Philpott quotes the French military theorist Commandant Colin, who got to the heart of the problem in a prophetic comment of 1911: ‘When armies of the same value, commanded by good generals, are facing each other, it is numbers – the material element – which is the deciding factor.’ Germany’s military leaders knew the Materialschlacht would decide the outcome of the war (hence their despondent private musings on the subject) but they still clung to the hope that the German Army’s superior operational skill might somehow tip the balance in their favour. They were proved wrong.
After the bloody encounter battles of 1914, the author considers the subsequent strategic decisions made by the leaders of the great powers. How, for the Western Allies at least, 1915 was a painful learning experience, preparatory to the first application of a co-ordinated attritional strategy during 1916 – ‘the central, crucial year of the war’.

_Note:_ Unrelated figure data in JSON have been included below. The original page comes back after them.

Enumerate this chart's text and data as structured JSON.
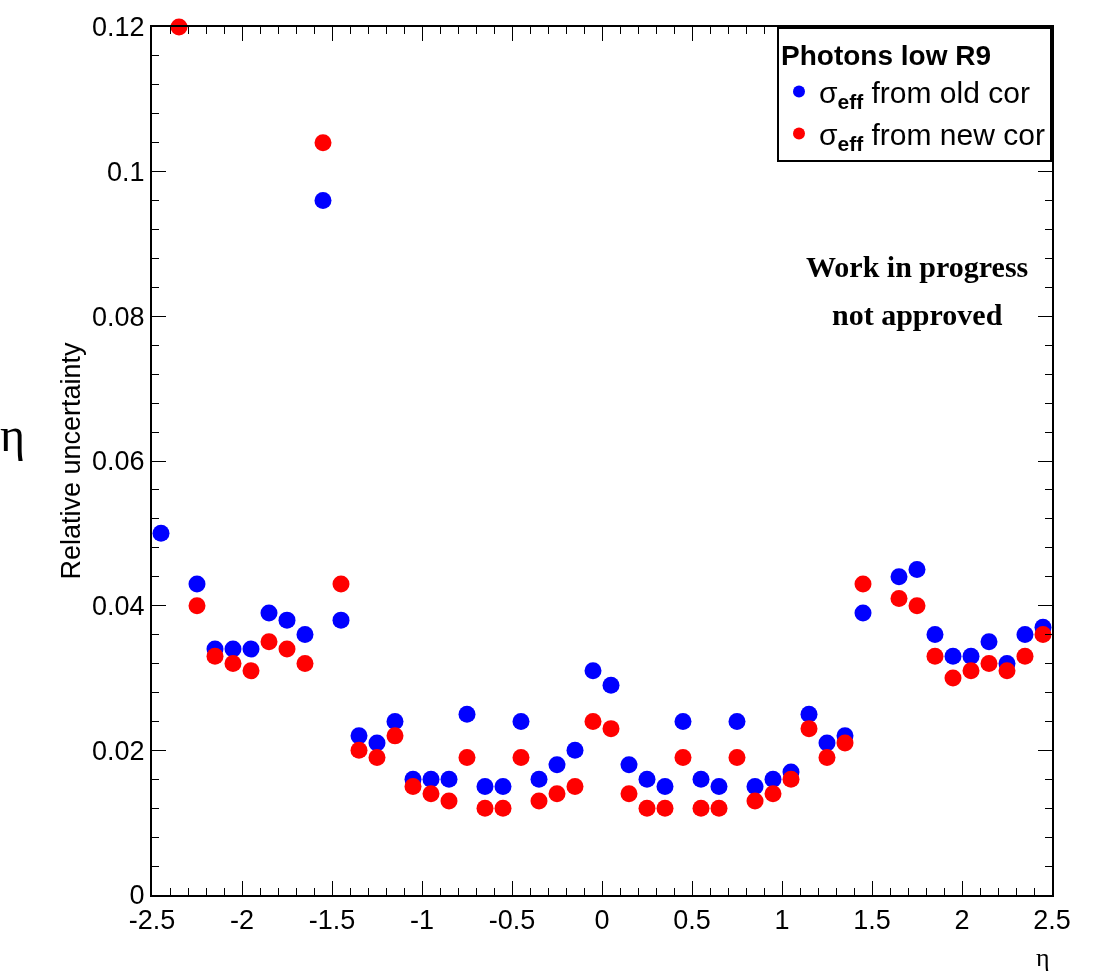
{
  "chart_data": {
    "type": "scatter",
    "x": [
      -2.45,
      -2.35,
      -2.25,
      -2.15,
      -2.05,
      -1.95,
      -1.85,
      -1.75,
      -1.65,
      -1.55,
      -1.45,
      -1.35,
      -1.25,
      -1.15,
      -1.05,
      -0.95,
      -0.85,
      -0.75,
      -0.65,
      -0.55,
      -0.45,
      -0.35,
      -0.25,
      -0.15,
      -0.05,
      0.05,
      0.15,
      0.25,
      0.35,
      0.45,
      0.55,
      0.65,
      0.75,
      0.85,
      0.95,
      1.05,
      1.15,
      1.25,
      1.35,
      1.45,
      1.55,
      1.65,
      1.75,
      1.85,
      1.95,
      2.05,
      2.15,
      2.25,
      2.35,
      2.45
    ],
    "series": [
      {
        "name": "σ$_{eff}$ from old cor",
        "color": "#0000ff",
        "values": [
          0.05,
          null,
          0.043,
          0.034,
          0.034,
          0.034,
          0.039,
          0.038,
          0.036,
          0.096,
          0.038,
          0.022,
          0.021,
          0.024,
          0.016,
          0.016,
          0.016,
          0.025,
          0.015,
          0.015,
          0.024,
          0.016,
          0.018,
          0.02,
          0.031,
          0.029,
          0.018,
          0.016,
          0.015,
          0.024,
          0.016,
          0.015,
          0.024,
          0.015,
          0.016,
          0.017,
          0.025,
          0.021,
          0.022,
          0.039,
          null,
          0.044,
          0.045,
          0.036,
          0.033,
          0.033,
          0.035,
          0.032,
          0.036,
          0.037
        ]
      },
      {
        "name": "σ$_{eff}$ from new cor",
        "color": "#ff0000",
        "values": [
          null,
          0.12,
          0.04,
          0.033,
          0.032,
          0.031,
          0.035,
          0.034,
          0.032,
          0.104,
          0.043,
          0.02,
          0.019,
          0.022,
          0.015,
          0.014,
          0.013,
          0.019,
          0.012,
          0.012,
          0.019,
          0.013,
          0.014,
          0.015,
          0.024,
          0.023,
          0.014,
          0.012,
          0.012,
          0.019,
          0.012,
          0.012,
          0.019,
          0.013,
          0.014,
          0.016,
          0.023,
          0.019,
          0.021,
          0.043,
          null,
          0.041,
          0.04,
          0.033,
          0.03,
          0.031,
          0.032,
          0.031,
          0.033,
          0.036
        ]
      }
    ],
    "xlabel": "η",
    "ylabel": "Relative uncertainty",
    "legend_title": "Photons low R9",
    "annotations": [
      "Work in progress",
      "not approved",
      "η"
    ],
    "xlim": [
      -2.5,
      2.5
    ],
    "xticks": [
      -2.5,
      -2,
      -1.5,
      -1,
      -0.5,
      0,
      0.5,
      1,
      1.5,
      2,
      2.5
    ],
    "ylim": [
      0,
      0.12
    ],
    "yticks": [
      0,
      0.02,
      0.04,
      0.06,
      0.08,
      0.1,
      0.12
    ],
    "legend": "top right",
    "marker": "circle"
  }
}
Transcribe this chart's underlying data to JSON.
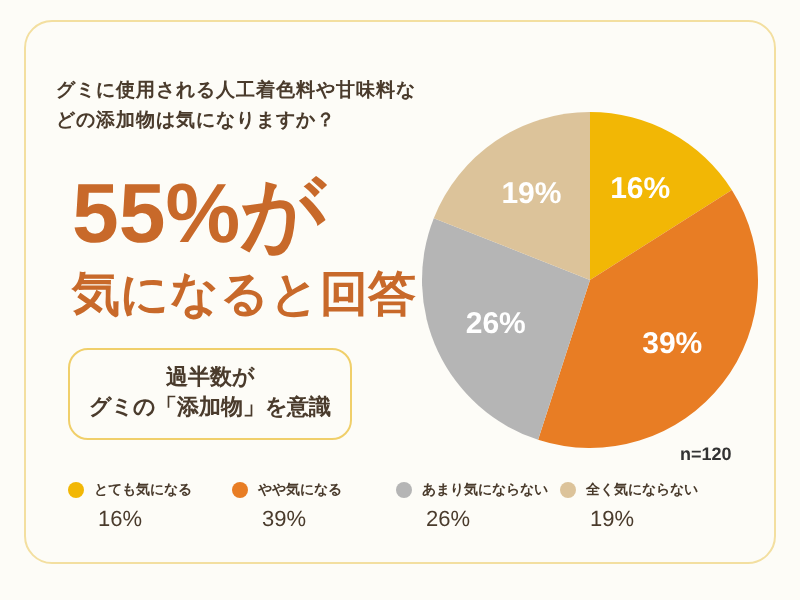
{
  "chart_data": {
    "type": "pie",
    "title": "グミに使用される人工着色料や甘味料などの添加物は気になりますか？",
    "categories": [
      "とても気になる",
      "やや気になる",
      "あまり気にならない",
      "全く気にならない"
    ],
    "values": [
      16,
      39,
      26,
      19
    ],
    "value_labels": [
      "16%",
      "39%",
      "26%",
      "19%"
    ],
    "colors": [
      "#f2b705",
      "#e87d24",
      "#b5b5b5",
      "#dcc39a"
    ],
    "legend": "bottom",
    "annotations": [
      "55%が",
      "気になると回答",
      "過半数が",
      "グミの「添加物」を意識",
      "n=120"
    ]
  }
}
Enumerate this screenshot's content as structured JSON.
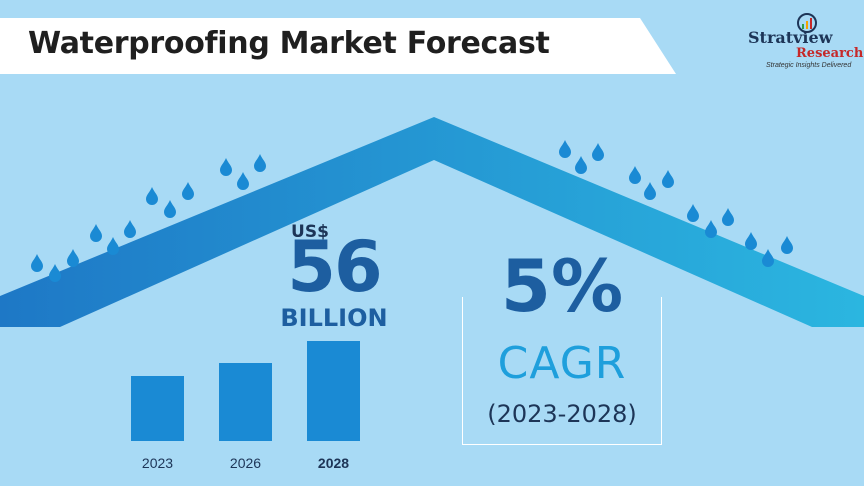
{
  "header": {
    "title": "Waterproofing Market Forecast"
  },
  "logo": {
    "name_part1": "Stratview",
    "name_part2": "Research",
    "tagline": "Strategic Insights Delivered"
  },
  "market_size": {
    "currency": "US$",
    "value": "56",
    "unit": "BILLION"
  },
  "growth": {
    "value": "5%",
    "label": "CAGR",
    "period": "(2023-2028)"
  },
  "colors": {
    "background": "#a8daf5",
    "roof_dark": "#1e7ec8",
    "roof_light": "#2bb3e0",
    "bar": "#1a8ad4",
    "drop": "#1a8ad4",
    "accent_text": "#1d5ea0"
  },
  "chart_data": {
    "type": "bar",
    "categories": [
      "2023",
      "2026",
      "2028"
    ],
    "values": [
      65,
      78,
      100
    ],
    "highlight_category": "2028",
    "ylim": [
      0,
      100
    ],
    "title": "",
    "xlabel": "",
    "ylabel": ""
  }
}
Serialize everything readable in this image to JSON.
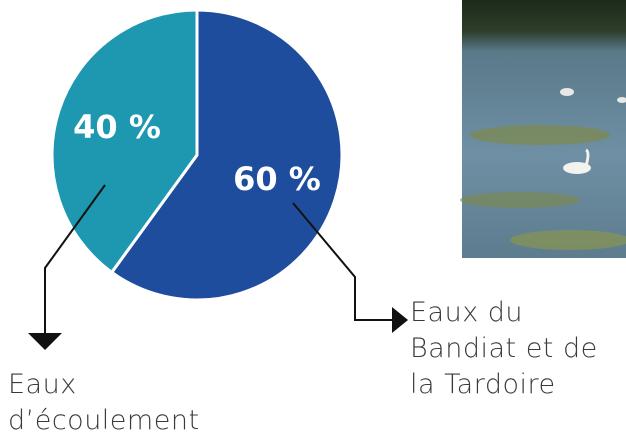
{
  "chart_data": {
    "type": "pie",
    "categories": [
      "Eaux du Bandiat et de la Tardoire",
      "Eaux d’écoulement"
    ],
    "values": [
      60,
      40
    ],
    "value_labels": [
      "60 %",
      "40 %"
    ],
    "colors": [
      "#1f4d9e",
      "#1e97b0"
    ]
  }
}
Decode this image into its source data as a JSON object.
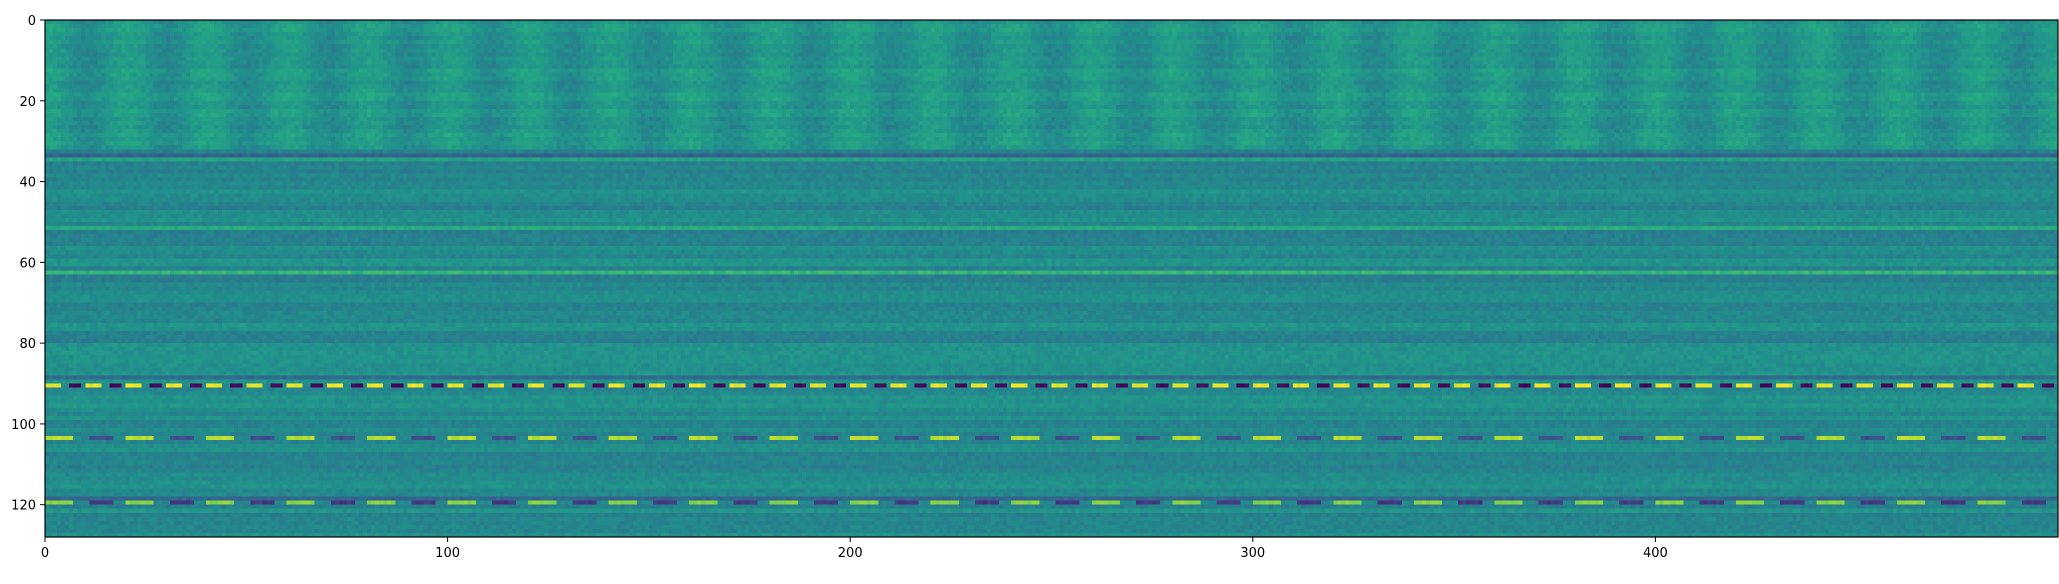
{
  "chart_data": {
    "type": "heatmap",
    "title": "",
    "xlabel": "",
    "ylabel": "",
    "colormap": "viridis",
    "n_cols": 500,
    "n_rows": 128,
    "xlim": [
      0,
      500
    ],
    "ylim": [
      128,
      0
    ],
    "x_ticks": [
      0,
      100,
      200,
      300,
      400
    ],
    "x_tick_labels": [
      "0",
      "100",
      "200",
      "300",
      "400"
    ],
    "y_ticks": [
      0,
      20,
      40,
      60,
      80,
      100,
      120
    ],
    "y_tick_labels": [
      "0",
      "20",
      "40",
      "60",
      "80",
      "100",
      "120"
    ],
    "background_level": 0.47,
    "top_band": {
      "rows": [
        0,
        32
      ],
      "level": 0.52,
      "column_period": 20
    },
    "bright_rows": [
      {
        "row": 34,
        "level": 0.58
      },
      {
        "row": 51,
        "level": 0.62
      },
      {
        "row": 62,
        "level": 0.66
      }
    ],
    "striped_rows": [
      {
        "row": 90,
        "low": 0.02,
        "high": 0.98,
        "period": 10
      },
      {
        "row": 103,
        "low": 0.25,
        "high": 0.9,
        "period": 20
      },
      {
        "row": 119,
        "low": 0.18,
        "high": 0.82,
        "period": 20
      }
    ],
    "dark_rows": [
      {
        "row": 33,
        "level": 0.32
      },
      {
        "row": 88,
        "level": 0.35
      },
      {
        "row": 118,
        "level": 0.33
      }
    ],
    "grid": false,
    "legend": "none"
  }
}
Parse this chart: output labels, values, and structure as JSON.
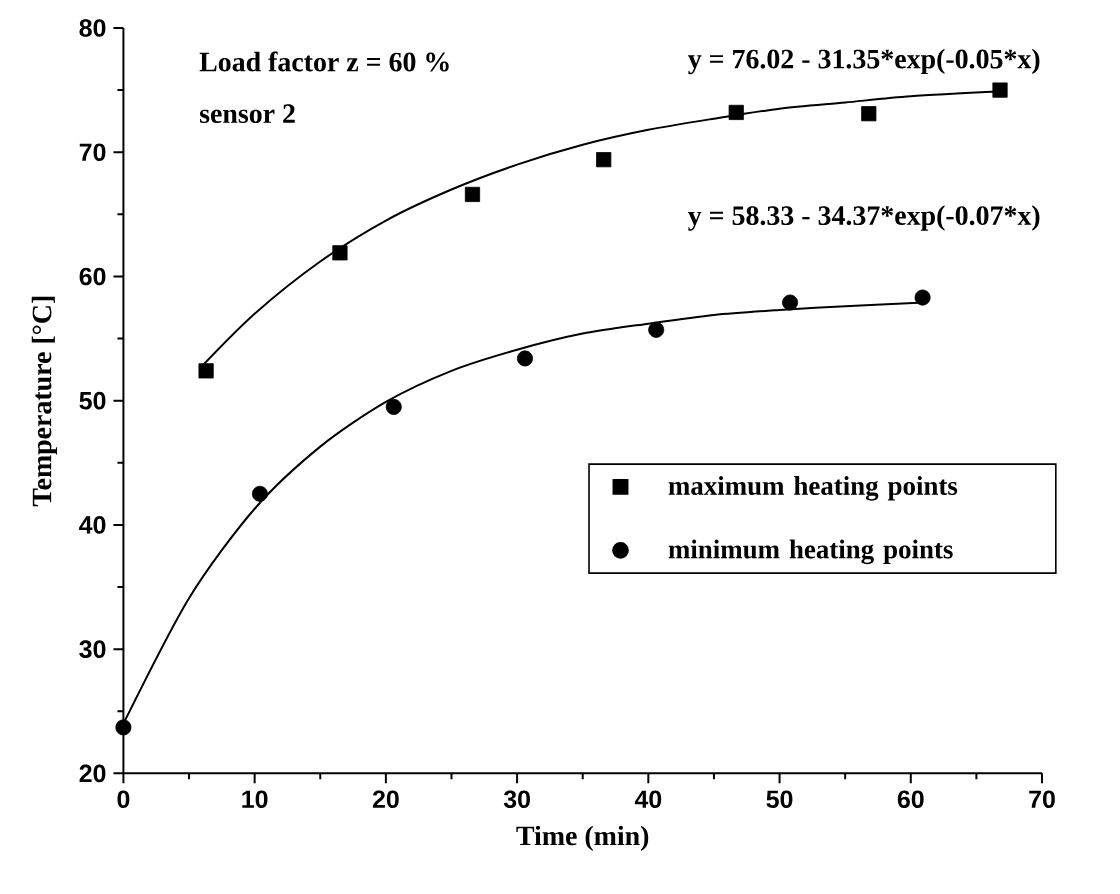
{
  "chart_data": {
    "type": "scatter",
    "xlabel": "Time (min)",
    "ylabel": "Temperature [°C]",
    "xlim": [
      0,
      70
    ],
    "ylim": [
      20,
      80
    ],
    "xticks": [
      0,
      10,
      20,
      30,
      40,
      50,
      60,
      70
    ],
    "yticks": [
      20,
      30,
      40,
      50,
      60,
      70,
      80
    ],
    "grid": false,
    "legend": "right",
    "annotations": [
      "Load factor z = 60 %",
      "sensor 2",
      "y = 76.02 - 31.35*exp(-0.05*x)",
      "y = 58.33 - 34.37*exp(-0.07*x)"
    ],
    "series": [
      {
        "name": "maximum heating points",
        "marker": "square",
        "color": "#000000",
        "x": [
          6.3,
          16.5,
          26.6,
          36.6,
          46.7,
          56.8,
          66.8
        ],
        "values": [
          52.4,
          61.9,
          66.6,
          69.4,
          73.2,
          73.1,
          75.0
        ]
      },
      {
        "name": "minimum heating points",
        "marker": "circle",
        "color": "#000000",
        "x": [
          0,
          10.4,
          20.6,
          30.6,
          40.6,
          50.8,
          60.9
        ],
        "values": [
          23.7,
          42.5,
          49.5,
          53.4,
          55.7,
          57.9,
          58.3
        ]
      },
      {
        "type": "line",
        "marker": "none",
        "color": "#000000",
        "x": [
          6,
          10,
          15,
          20,
          25,
          30,
          35,
          40,
          45,
          50,
          55,
          60,
          67
        ],
        "values": [
          52.8,
          57.0,
          61.2,
          64.5,
          67.0,
          69.0,
          70.6,
          71.8,
          72.7,
          73.5,
          74.0,
          74.5,
          74.9
        ]
      },
      {
        "type": "line",
        "marker": "none",
        "color": "#000000",
        "x": [
          0,
          5,
          10,
          15,
          20,
          25,
          30,
          35,
          40,
          45,
          50,
          55,
          61
        ],
        "values": [
          24.0,
          34.1,
          41.3,
          46.3,
          49.9,
          52.4,
          54.1,
          55.4,
          56.2,
          56.9,
          57.3,
          57.6,
          57.9
        ]
      }
    ]
  }
}
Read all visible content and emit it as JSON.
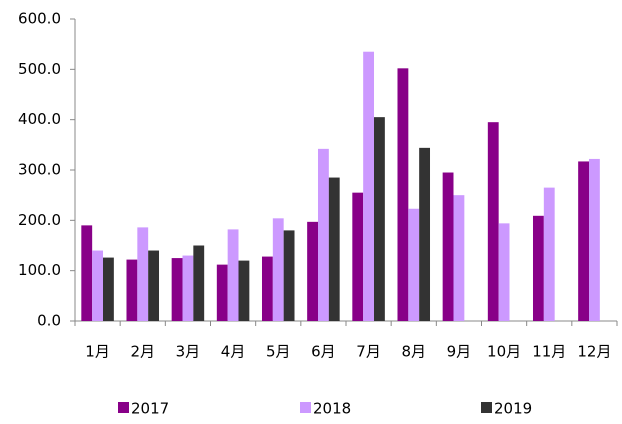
{
  "chart_data": {
    "type": "bar",
    "categories": [
      "1月",
      "2月",
      "3月",
      "4月",
      "5月",
      "6月",
      "7月",
      "8月",
      "9月",
      "10月",
      "11月",
      "12月"
    ],
    "series": [
      {
        "name": "2017",
        "color": "#880088",
        "values": [
          190,
          122,
          125,
          112,
          128,
          197,
          255,
          502,
          295,
          395,
          209,
          317
        ]
      },
      {
        "name": "2018",
        "color": "#cc99ff",
        "values": [
          140,
          186,
          130,
          182,
          204,
          342,
          535,
          223,
          250,
          194,
          265,
          322
        ]
      },
      {
        "name": "2019",
        "color": "#333333",
        "values": [
          126,
          140,
          150,
          120,
          180,
          285,
          405,
          344,
          null,
          null,
          null,
          null
        ]
      }
    ],
    "ylim": [
      0,
      600
    ],
    "yticks": [
      {
        "value": 0,
        "label": "0.0"
      },
      {
        "value": 100,
        "label": "100.0"
      },
      {
        "value": 200,
        "label": "200.0"
      },
      {
        "value": 300,
        "label": "300.0"
      },
      {
        "value": 400,
        "label": "400.0"
      },
      {
        "value": 500,
        "label": "500.0"
      },
      {
        "value": 600,
        "label": "600.0"
      }
    ],
    "legend": "bottom"
  }
}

France’s key role in the Allied prosecution of the war is rightly given its due, as is the struggle between the politicians (understandably looking for a swift ‘breakthrough’) and the soldiers (accepting the unpalatable reality of attrition). Thus, when the Western politicians gained a strategic ascendancy over the generals at the end of 1916, Joffre was sacked and replaced by Nivelle who promised a breakthrough victory. But the 1917 Nivelle offensive was a return to 1915 thinking and the French suffered as a result. Once the French Army went back to an attritional strategy – as in the brilliant but largely unknown Malmaison battle of October 1917 – success returned, albeit on a modest scale. The hard wearing-out battles of 1916 and 1917 finally bore fruit in 1918, when, under the overall command of General Foch, the adroitly directed Allied forces defeated the German Army in the field.
Philpott concludes that not only did the Western Allies enjoy superior material resources, but that they ultimately used them more effectively than the Central Powers. It was the civilian-led democracies of France, Britain, Italy and the US that were better able to mobilise their human and material resources and, perhaps surprisingly, proved more durable in the crucible of combat than the military autocracies; it was no co-incidence that Tsarist Russia was the only major Allied power that failed to stay the course.
In this well-written and thoroughly researched book William Philpott has made a signal contribution to our understanding of World War I. The complex and carefully nuanced arguments that are put forward here will hopefully change perceptions of the nature of the war, not least that the military leaders on both sides better understood the grim realities of warfare than the standard accounts have given them credit. Although not recommended for the outright beginner this is essential reading for those with a real interest in World War I, arguably the most important book yet to be published during the centenary of the outbreak of war in 1914.